Ou seja: uma pauta convencional, sem qualquer ousadia ou enfoque mais criativo ou transgressor. Como não ousa na escolha dos temas, todos absolutamente previsíveis – fora um ou outro, como o que tratou dos ‘amores na internet’ –, o programa também não ousa na forma, sempre a mesma, invariavelmente: a) uma enquete de rua coloca a opinião dos jovens sobre o tema do dia; b) o apresentador apresenta o assunto e dá conselhos; c) o apresentador entrevista um ‘especialista’ ou alguém ligado ao assunto, no estúdio; d) o apresentador aponta sites e serviços telefônicos de prestação de informações, para aprofundamento e esclarecimento de dúvidas; e, finalmente, e) o apresentador encerra respondendo a perguntas (que teriam sido) encaminhadas pelos ouvintes.

Preguiça no ‘povo-fala’

A rigidez de forma e conteúdo é realçada pelo rigor com que são tratados os textos, em franca colisão com a linguagem utilizada no dia-a-dia pela audiência do programa. ‘Modere a quantidade de álcool’ ou ‘Piercing na língua não é uma boa porque pode machucar seu parceiro na hora do beijo’ soam tão solenes como se estivessem saído da boca de uma tia virtuosa. Algo como ‘Piercing na língua não é uma boa porque pode machucar o parceiro ou parceira na hora do sexo oral’ ficaria mais claro, mais direto, mais honesto e portanto mais afinado com a audiência. Ou seja: a linguagem empregada não cola, não convence, não alcança, não bate, não atrai nem segura a atenção, embora salpicada aqui e ali de algumas gírias. Até porque é visível no próprio conceito do programa a verticalização da abordagem, desde a enquete, quando os jovens são ouvidos apenas para ‘ilustrar’ ou ‘abrir’ o assunto.

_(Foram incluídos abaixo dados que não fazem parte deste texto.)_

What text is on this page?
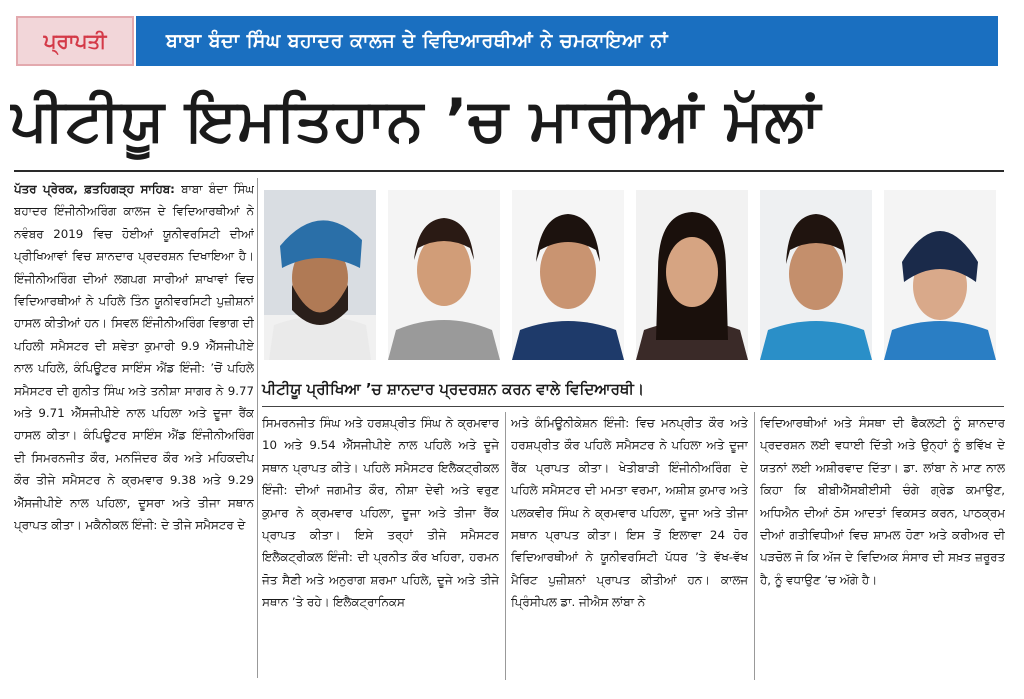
ਪ੍ਰਾਪਤੀ	ਬਾਬਾ ਬੰਦਾ ਸਿੰਘ ਬਹਾਦਰ ਕਾਲਜ ਦੇ ਵਿਦਿਆਰਥੀਆਂ ਨੇ ਚਮਕਾਇਆ ਨਾਂ
ਪੀਟੀਯੂ ਇਮਤਿਹਾਨ ’ਚ ਮਾਰੀਆਂ ਮੱਲਾਂ
ਪੱਤਰ ਪ੍ਰੇਰਕ, ਫ਼ਤਹਿਗੜ੍ਹ ਸਾਹਿਬ: ਬਾਬਾ ਬੰਦਾ ਸਿੰਘ ਬਹਾਦਰ ਇੰਜੀਨੀਅਰਿੰਗ ਕਾਲਜ ਦੇ ਵਿਦਿਆਰਥੀਆਂ ਨੇ ਨਵੰਬਰ 2019 ਵਿਚ ਹੋਈਆਂ ਯੂਨੀਵਰਸਿਟੀ ਦੀਆਂ ਪ੍ਰੀਖਿਆਵਾਂ ਵਿਚ ਸ਼ਾਨਦਾਰ ਪ੍ਰਦਰਸ਼ਨ ਦਿਖਾਇਆ ਹੈ। ਇੰਜੀਨੀਅਰਿੰਗ ਦੀਆਂ ਲਗਪਗ ਸਾਰੀਆਂ ਸ਼ਾਖਾਵਾਂ ਵਿਚ ਵਿਦਿਆਰਥੀਆਂ ਨੇ ਪਹਿਲੇ ਤਿੰਨ ਯੂਨੀਵਰਸਿਟੀ ਪੁਜ਼ੀਸ਼ਨਾਂ ਹਾਸਲ ਕੀਤੀਆਂ ਹਨ। ਸਿਵਲ ਇੰਜੀਨੀਅਰਿੰਗ ਵਿਭਾਗ ਦੀ ਪਹਿਲੀ ਸਮੈਸਟਰ ਦੀ ਸ਼ਵੇਤਾ ਕੁਮਾਰੀ 9.9 ਐੱਸਜੀਪੀਏ ਨਾਲ ਪਹਿਲੇ, ਕੰਪਿਊਟਰ ਸਾਇੰਸ ਐਂਡ ਇੰਜੀ: ’ਚੋਂ ਪਹਿਲੇ ਸਮੈਸਟਰ ਦੀ ਗੁਨੀਤ ਸਿੰਘ ਅਤੇ ਤਨੀਸ਼ਾ ਸਾਗਰ ਨੇ 9.77 ਅਤੇ 9.71 ਐੱਸਜੀਪੀਏ ਨਾਲ ਪਹਿਲਾ ਅਤੇ ਦੂਜਾ ਰੈਂਕ ਹਾਸਲ ਕੀਤਾ। ਕੰਪਿਊਟਰ ਸਾਇੰਸ ਐਂਡ ਇੰਜੀਨੀਅਰਿੰਗ ਦੀ ਸਿਮਰਨਜੀਤ ਕੌਰ, ਮਨਜਿੰਦਰ ਕੌਰ ਅਤੇ ਮਹਿਕਦੀਪ ਕੌਰ ਤੀਜੇ ਸਮੈਸਟਰ ਨੇ ਕ੍ਰਮਵਾਰ 9.38 ਅਤੇ 9.29 ਐੱਸਜੀਪੀਏ ਨਾਲ ਪਹਿਲਾ, ਦੂਸਰਾ ਅਤੇ ਤੀਜਾ ਸਥਾਨ ਪ੍ਰਾਪਤ ਕੀਤਾ। ਮਕੈਨੀਕਲ ਇੰਜੀ: ਦੇ ਤੀਜੇ ਸਮੈਸਟਰ ਦੇ
ਪੀਟੀਯੂ ਪ੍ਰੀਖਿਆ ’ਚ ਸ਼ਾਨਦਾਰ ਪ੍ਰਦਰਸ਼ਨ ਕਰਨ ਵਾਲੇ ਵਿਦਿਆਰਥੀ।
ਸਿਮਰਨਜੀਤ ਸਿੰਘ ਅਤੇ ਹਰਸ਼ਪ੍ਰੀਤ ਸਿੰਘ ਨੇ ਕ੍ਰਮਵਾਰ 10 ਅਤੇ 9.54 ਐੱਸਜੀਪੀਏ ਨਾਲ ਪਹਿਲੇ ਅਤੇ ਦੂਜੇ ਸਥਾਨ ਪ੍ਰਾਪਤ ਕੀਤੇ। ਪਹਿਲੇ ਸਮੈਸਟਰ ਇਲੈਕਟ੍ਰੀਕਲ ਇੰਜੀ: ਦੀਆਂ ਜਗਮੀਤ ਕੌਰ, ਨੀਸ਼ਾ ਦੇਵੀ ਅਤੇ ਵਰੁਣ ਕੁਮਾਰ ਨੇ ਕ੍ਰਮਵਾਰ ਪਹਿਲਾ, ਦੂਜਾ ਅਤੇ ਤੀਜਾ ਰੈਂਕ ਪ੍ਰਾਪਤ ਕੀਤਾ। ਇਸੇ ਤਰ੍ਹਾਂ ਤੀਜੇ ਸਮੈਸਟਰ ਇਲੈਕਟ੍ਰੀਕਲ ਇੰਜੀ: ਦੀ ਪ੍ਰਨੀਤ ਕੌਰ ਖਹਿਰਾ, ਹਰਮਨ ਜੋਤ ਸੈਣੀ ਅਤੇ ਅਨੁਰਾਗ ਸ਼ਰਮਾ ਪਹਿਲੇ, ਦੂਜੇ ਅਤੇ ਤੀਜੇ ਸਥਾਨ ’ਤੇ ਰਹੇ। ਇਲੈਕਟ੍ਰਾਨਿਕਸ
ਅਤੇ ਕੰਮਿਊਨੀਕੇਸ਼ਨ ਇੰਜੀ: ਵਿਚ ਮਨਪ੍ਰੀਤ ਕੌਰ ਅਤੇ ਹਰਸ਼ਪ੍ਰੀਤ ਕੌਰ ਪਹਿਲੇ ਸਮੈਸਟਰ ਨੇ ਪਹਿਲਾ ਅਤੇ ਦੂਜਾ ਰੈਂਕ ਪ੍ਰਾਪਤ ਕੀਤਾ। ਖੇਤੀਬਾੜੀ ਇੰਜੀਨੀਅਰਿੰਗ ਦੇ ਪਹਿਲੇ ਸਮੈਸਟਰ ਦੀ ਮਮਤਾ ਵਰਮਾ, ਅਸ਼ੀਸ਼ ਕੁਮਾਰ ਅਤੇ ਪਲਕਵੀਰ ਸਿੰਘ ਨੇ ਕ੍ਰਮਵਾਰ ਪਹਿਲਾ, ਦੂਜਾ ਅਤੇ ਤੀਜਾ ਸਥਾਨ ਪ੍ਰਾਪਤ ਕੀਤਾ। ਇਸ ਤੋਂ ਇਲਾਵਾ 24 ਹੋਰ ਵਿਦਿਆਰਥੀਆਂ ਨੇ ਯੂਨੀਵਰਸਿਟੀ ਪੱਧਰ ’ਤੇ ਵੱਖ-ਵੱਖ ਮੈਰਿਟ ਪੁਜ਼ੀਸ਼ਨਾਂ ਪ੍ਰਾਪਤ ਕੀਤੀਆਂ ਹਨ। ਕਾਲਜ ਪ੍ਰਿੰਸੀਪਲ ਡਾ. ਜੀਐਸ ਲਾਂਬਾ ਨੇ
ਵਿਦਿਆਰਥੀਆਂ ਅਤੇ ਸੰਸਥਾ ਦੀ ਫੈਕਲਟੀ ਨੂੰ ਸ਼ਾਨਦਾਰ ਪ੍ਰਦਰਸ਼ਨ ਲਈ ਵਧਾਈ ਦਿੱਤੀ ਅਤੇ ਉਨ੍ਹਾਂ ਨੂੰ ਭਵਿੱਖ ਦੇ ਯਤਨਾਂ ਲਈ ਅਸ਼ੀਰਵਾਦ ਦਿੱਤਾ। ਡਾ. ਲਾਂਬਾ ਨੇ ਮਾਣ ਨਾਲ ਕਿਹਾ ਕਿ ਬੀਬੀਐੱਸਬੀਈਸੀ ਚੰਗੇ ਗ੍ਰੇਡ ਕਮਾਉਣ, ਅਧਿਐਨ ਦੀਆਂ ਠੋਸ ਆਦਤਾਂ ਵਿਕਸਤ ਕਰਨ, ਪਾਠਕ੍ਰਮ ਦੀਆਂ ਗਤੀਵਿਧੀਆਂ ਵਿਚ ਸ਼ਾਮਲ ਹੋਣਾ ਅਤੇ ਕਰੀਅਰ ਦੀ ਪੜਚੋਲ ਜੋ ਕਿ ਅੱਜ ਦੇ ਵਿਦਿਅਕ ਸੰਸਾਰ ਦੀ ਸਖ਼ਤ ਜ਼ਰੂਰਤ ਹੈ, ਨੂੰ ਵਧਾਉਣ ’ਚ ਅੱਗੇ ਹੈ।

Nunca os jovens são enfocados na qualidade de protagonistas.

Em outras palavras: os jovens – leia-se: a audiência – não pautam o programa, e suas observações, colhidas nas ruas, não interagem com o texto do apresentador, que sequer se refere a elas. É como se as tarefas do programa acontecessem em compartimentos estanques, sem qualquer interligação. E o jovem, em vez de protagonista principal, tivesse sido chamado apenas para fazer figuração.

No programa, a verticalização da abordagem faz com que o apresentador tenha apenas a função, num primeiro momento, de despejar goela abaixo da audiência os conceitos levantados por uma eficiente produção. Logo depois, o apresentador desce do pedestal da onisciência sobre o tema e, humildemente, muda de papel, ao fazer perguntas aos ‘especialistas’, na busca de legitimação.

A produção é burocrática a ponto de permitir que se entreveja a realização de programas em séries de três ou quatro de uma vez só. Um exemplo: um mesmo entrevistado aparece no ‘povo-fala’ de diversos programas. Como se um entrevistador saísse com uma lista de perguntas e, preguiçosamente, preferisse fazer todas elas a uma meia-dúzia de jovens e ponto final.

De giz na mão

Assim, Ao Ponto pode ser classificado como um bom programa… para os pais. Provavelmente os filhos não devam se sentir atraídos por ele. Parte do pressuposto equivocado de que um apresentador carismático e bem-identificado com o público jovem (Jairo Bouer vem da MTV, onde pilotou – ou pilota ainda – um bom programa sobre sexo) seja capaz de segurar a atenção de um adolescente durante alguns minutos.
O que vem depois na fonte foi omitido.